I have a folder that has 5000 csv files, each file belonging to one location and containing daily rainfall from 1980 till 2015. Sample structure of a file is as follows:
sample.file <- data.frame(location.id = rep(1001, times = 365 * 36),
year = rep(1980:2015, each = 365),
day = rep(1:365, times = 36),
rainfall = sample(1:100, replace = T, 365 * 36))
I want to read one file and calculate for each year, total rainfall and write the output again.

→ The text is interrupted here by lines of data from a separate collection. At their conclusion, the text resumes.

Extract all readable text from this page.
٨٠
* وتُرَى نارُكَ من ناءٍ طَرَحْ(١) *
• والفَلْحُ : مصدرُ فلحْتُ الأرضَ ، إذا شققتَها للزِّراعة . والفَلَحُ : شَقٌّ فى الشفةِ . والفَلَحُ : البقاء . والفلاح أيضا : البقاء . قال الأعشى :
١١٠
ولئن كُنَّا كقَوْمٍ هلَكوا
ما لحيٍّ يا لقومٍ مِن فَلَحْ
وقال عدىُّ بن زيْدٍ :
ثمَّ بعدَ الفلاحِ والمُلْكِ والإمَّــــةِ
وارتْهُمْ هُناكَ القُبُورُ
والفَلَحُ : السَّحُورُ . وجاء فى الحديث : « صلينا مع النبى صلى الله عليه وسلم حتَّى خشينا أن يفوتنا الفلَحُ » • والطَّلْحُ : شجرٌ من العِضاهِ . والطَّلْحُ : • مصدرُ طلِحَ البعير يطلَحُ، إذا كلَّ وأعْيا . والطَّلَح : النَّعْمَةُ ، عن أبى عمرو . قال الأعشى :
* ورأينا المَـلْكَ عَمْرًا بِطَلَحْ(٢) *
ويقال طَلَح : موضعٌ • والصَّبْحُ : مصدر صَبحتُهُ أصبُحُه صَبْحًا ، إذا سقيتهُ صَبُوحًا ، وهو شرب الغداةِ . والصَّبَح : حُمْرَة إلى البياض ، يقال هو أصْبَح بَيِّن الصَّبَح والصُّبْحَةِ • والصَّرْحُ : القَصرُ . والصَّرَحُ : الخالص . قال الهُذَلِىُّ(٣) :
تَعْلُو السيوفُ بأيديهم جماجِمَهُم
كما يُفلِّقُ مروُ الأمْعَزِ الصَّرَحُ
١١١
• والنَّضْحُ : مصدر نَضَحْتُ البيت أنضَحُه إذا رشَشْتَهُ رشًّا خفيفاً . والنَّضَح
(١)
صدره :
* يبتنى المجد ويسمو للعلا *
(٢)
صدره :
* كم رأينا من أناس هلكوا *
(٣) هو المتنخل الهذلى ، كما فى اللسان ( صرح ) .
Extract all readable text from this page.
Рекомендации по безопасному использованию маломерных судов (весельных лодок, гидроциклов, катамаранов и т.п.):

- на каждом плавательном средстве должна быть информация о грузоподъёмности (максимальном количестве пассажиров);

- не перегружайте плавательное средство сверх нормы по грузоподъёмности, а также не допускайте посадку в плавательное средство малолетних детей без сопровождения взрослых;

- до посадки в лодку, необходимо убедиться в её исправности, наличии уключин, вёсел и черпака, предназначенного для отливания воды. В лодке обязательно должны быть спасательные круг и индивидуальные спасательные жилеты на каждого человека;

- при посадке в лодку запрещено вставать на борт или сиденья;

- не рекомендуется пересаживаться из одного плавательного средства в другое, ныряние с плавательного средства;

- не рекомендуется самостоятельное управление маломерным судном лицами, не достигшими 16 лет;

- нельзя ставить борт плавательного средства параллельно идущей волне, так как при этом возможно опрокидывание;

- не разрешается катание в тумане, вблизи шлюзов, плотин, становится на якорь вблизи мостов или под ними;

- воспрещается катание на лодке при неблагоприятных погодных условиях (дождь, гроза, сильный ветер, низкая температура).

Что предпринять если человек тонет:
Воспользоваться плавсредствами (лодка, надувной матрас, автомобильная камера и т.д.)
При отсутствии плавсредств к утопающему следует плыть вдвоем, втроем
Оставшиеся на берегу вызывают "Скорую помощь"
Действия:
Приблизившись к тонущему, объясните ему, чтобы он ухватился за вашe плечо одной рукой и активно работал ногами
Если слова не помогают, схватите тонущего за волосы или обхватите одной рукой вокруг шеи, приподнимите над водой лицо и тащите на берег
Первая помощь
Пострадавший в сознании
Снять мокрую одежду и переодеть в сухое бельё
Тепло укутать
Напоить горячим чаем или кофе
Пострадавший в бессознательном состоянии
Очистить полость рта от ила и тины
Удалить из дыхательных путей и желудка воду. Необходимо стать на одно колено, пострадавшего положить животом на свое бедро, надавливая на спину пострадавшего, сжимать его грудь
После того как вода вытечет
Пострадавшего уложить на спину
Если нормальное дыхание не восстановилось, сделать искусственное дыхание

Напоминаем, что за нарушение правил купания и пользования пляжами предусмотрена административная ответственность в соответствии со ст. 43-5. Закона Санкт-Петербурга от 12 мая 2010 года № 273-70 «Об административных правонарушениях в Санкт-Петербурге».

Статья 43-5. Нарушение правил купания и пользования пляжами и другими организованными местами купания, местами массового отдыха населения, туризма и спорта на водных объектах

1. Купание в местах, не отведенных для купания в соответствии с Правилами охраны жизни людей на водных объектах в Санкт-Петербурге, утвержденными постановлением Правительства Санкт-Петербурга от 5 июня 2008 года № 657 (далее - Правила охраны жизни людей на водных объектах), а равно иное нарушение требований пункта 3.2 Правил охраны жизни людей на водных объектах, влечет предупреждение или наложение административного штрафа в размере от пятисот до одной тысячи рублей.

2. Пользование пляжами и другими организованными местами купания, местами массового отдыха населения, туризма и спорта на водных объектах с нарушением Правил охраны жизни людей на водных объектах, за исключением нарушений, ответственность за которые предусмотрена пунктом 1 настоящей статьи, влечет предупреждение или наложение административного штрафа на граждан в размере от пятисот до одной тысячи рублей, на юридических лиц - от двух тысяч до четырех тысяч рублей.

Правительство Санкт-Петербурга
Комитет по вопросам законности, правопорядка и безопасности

There are multiple ways I can do this:
Method 1
for(i in seq_along(names.vec)){
name <- namees.vec[i]
dat <- fread(paste0(name,".csv"))
dat <- dat %>% dplyr::group_by(year) %>% dplyr::summarise(tot.rainfall = sum(rainfall))
fwrite(dat, paste0(name,".summary.csv"), row.names = F)
}
Method 2:
my.files <- list.files(pattern = "*.csv")
dat <- lapply(my.files, fread)
dat <- rbindlist(dat)
dat.summary <- dat %>% dplyr::group_by(location.id, year) %>%
dplyr::summarise(tot.rainfall = sum(rainfall))
Method 3:
I want to achieve this using foreach
. How can I parallelise the above task
using do parallel
and for each
function?